Updated: Sep 15, 2020
I am suffering badly from wanderlust. I know I am not alone. My cave in Cappadocia, Turkey complete with Persian carpet was cancelled earlier this year and though I know I am experiencing a very privileged sadness, I am feeling it all the same.
I’m therefore going back in time, to one of my favourite adventures in Egypt. Last week’s essay about the Alexandrian library brought it to mind. My adventure was nothing to do with barges on the Nile or pyramids in the sand – though I of course enjoyed and was in awe of both – but the ancient market of Khan El Khalili, Cairo.
Khan El Khalili embodies layer upon layer of history – established as commercial precinct during the Mamluk period (14th-15th centuries). The market (souk) smacks of the fervour of its trading history; the scent of spices, feel of textures, and the heady fragrances of ouds and foods and sweat - while your eye is continually caught by glistening glass bottles with stoppered tops, or the glint of gold and silver, or the rich hues of woven carpets spilling out from ceiling high piles …
My adventure began with the call of nature. Yep, I badly needed to find a bathroom and had no idea where to go. I asked the waiter at one of the outdoor cafes that abound in front of Khan El Khalili. (*To note, Nobel prize-winner Naguib Mahfouz's novel ‘Midaq Alley’ (1947) was set in an alley round the corner to where I was sitting at that very moment and I did eventually visit).
My smiling young waiter Yusef happily obliged. I thought we’d head somewhere close-by but was I very, very wrong. We headed into the very deepest recesses of Khan El Khalili. We moved down alleys and corridors and up rickety staircases at a swift pace, passing by and through rooms full of shisha-smoking men, women sewing beads on garments, women and children gathered round a table eating ... and yet another where a group of women were cooking what looked like a mountain of flatbread over an open flame in the middle of the room. Another room again was stacked with old books piled floor-to-ceiling, and another was a tailor’s studio with an old man hunched over an equally old sewing machine surrounded by colourful garments. There were rooms where beads was being strung, leather was being polished, black and white photos being sorted. It was an absolute hive of industry unfurling with every step.
I was completely disorientated. My charming young waiter kept looking over his should, smiling and laughing at me and I realised that if I lost him in this maze of alleys, rooms, corridors and stairways I’d never find my way out! Khan El Khalili is a huge area and I had no sense of the direction from which we’d come or how far horizontally or vertically we’d travelled.

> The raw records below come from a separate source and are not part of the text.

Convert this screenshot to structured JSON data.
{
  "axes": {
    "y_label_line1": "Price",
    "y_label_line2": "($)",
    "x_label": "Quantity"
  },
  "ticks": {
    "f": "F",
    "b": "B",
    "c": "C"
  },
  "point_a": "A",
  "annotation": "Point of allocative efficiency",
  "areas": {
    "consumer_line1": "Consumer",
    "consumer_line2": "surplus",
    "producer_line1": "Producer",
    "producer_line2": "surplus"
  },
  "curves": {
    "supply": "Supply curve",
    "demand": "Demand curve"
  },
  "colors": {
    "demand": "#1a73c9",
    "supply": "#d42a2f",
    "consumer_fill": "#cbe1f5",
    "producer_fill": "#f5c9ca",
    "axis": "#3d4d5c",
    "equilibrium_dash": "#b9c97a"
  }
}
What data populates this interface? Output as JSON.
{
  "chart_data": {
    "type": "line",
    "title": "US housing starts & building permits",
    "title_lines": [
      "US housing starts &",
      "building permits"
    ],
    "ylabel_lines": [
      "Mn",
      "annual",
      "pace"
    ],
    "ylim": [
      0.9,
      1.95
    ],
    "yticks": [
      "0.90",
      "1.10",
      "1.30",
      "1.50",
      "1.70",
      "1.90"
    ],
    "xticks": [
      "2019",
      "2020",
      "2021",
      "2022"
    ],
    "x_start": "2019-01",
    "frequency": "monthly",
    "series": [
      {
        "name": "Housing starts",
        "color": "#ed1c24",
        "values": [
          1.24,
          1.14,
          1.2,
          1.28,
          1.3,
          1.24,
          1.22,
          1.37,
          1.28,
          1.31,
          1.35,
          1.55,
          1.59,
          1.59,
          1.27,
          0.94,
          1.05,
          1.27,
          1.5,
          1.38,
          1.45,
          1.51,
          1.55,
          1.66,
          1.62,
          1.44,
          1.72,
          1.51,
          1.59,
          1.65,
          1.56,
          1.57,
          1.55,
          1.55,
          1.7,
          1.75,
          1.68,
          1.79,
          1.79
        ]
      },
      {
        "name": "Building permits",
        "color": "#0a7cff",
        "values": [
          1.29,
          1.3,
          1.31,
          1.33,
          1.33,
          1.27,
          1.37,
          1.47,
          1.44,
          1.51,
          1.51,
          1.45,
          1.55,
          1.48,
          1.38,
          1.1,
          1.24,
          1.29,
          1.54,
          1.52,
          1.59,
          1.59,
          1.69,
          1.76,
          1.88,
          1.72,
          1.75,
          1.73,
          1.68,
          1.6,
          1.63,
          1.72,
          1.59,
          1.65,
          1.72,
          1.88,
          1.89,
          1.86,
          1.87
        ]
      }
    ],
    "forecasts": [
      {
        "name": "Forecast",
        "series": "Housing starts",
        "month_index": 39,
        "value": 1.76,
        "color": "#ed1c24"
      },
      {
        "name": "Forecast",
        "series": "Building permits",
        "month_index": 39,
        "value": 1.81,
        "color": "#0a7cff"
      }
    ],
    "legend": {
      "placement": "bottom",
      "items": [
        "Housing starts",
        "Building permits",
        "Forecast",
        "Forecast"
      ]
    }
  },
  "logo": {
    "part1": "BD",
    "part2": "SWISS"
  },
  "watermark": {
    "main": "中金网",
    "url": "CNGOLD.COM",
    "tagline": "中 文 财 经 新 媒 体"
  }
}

We finally reached a room and I was told to stop. We’d been moving so quickly I was puffing. He left me and suddenly he was ushering some men and boys out the door past me before he swept me inside. I tentatively made me way to a cubicle and realised there was not lock on the door. Suddenly a sandalled toe appeared under the door and held it shut for me. What a hero and a gentleman was my young guide!
I have never forgotten either journey there or back. I felt I was shown an industrious village within this ancient complex where any Western WHS agent would have had a breakdown; open flames, piles of papers, a patina of grime, cartons of vegetables, giggling children, the smells of delicious food, shisha and more shisha smoking gatherings … but far more memorable were the amused and friendly faces smiling at a wide-eyed blonde women being whisked through their environment by a laughing teenager. Even in memory, the colours and smells and textures and banter between my waiter and the inhabitants of this place come back to me.
On being safely deposited back at the point from whence we started – a good 30 minutes later - Yusef gave me a little bow and I gave him a little gift of gratitude for my adventure.
I loved Cairo. The verdant fertility of those strips on either side of the Nile is extraordinarily, the rich silt assuring anything and everything that touches this soil springs up with extraordinary lushness. My time there coincided with Eid al-Fitr and I was surprised to find large groups of young men roaming the streets. On questioning I discovered that the girls were not just absent due to social mores of modesty but also because they were probably at home preparing feasts to celebrate these traditional days of celebration.
Sadly, Egypt was experiencing remarkedly high youth unemployment at the time – it was two years before the Arab Spring in 2011 – and these aimlessly wandering groups of young men were a tragic economic casualty in this ancient city, though parts were still so full of human industry and enterprise.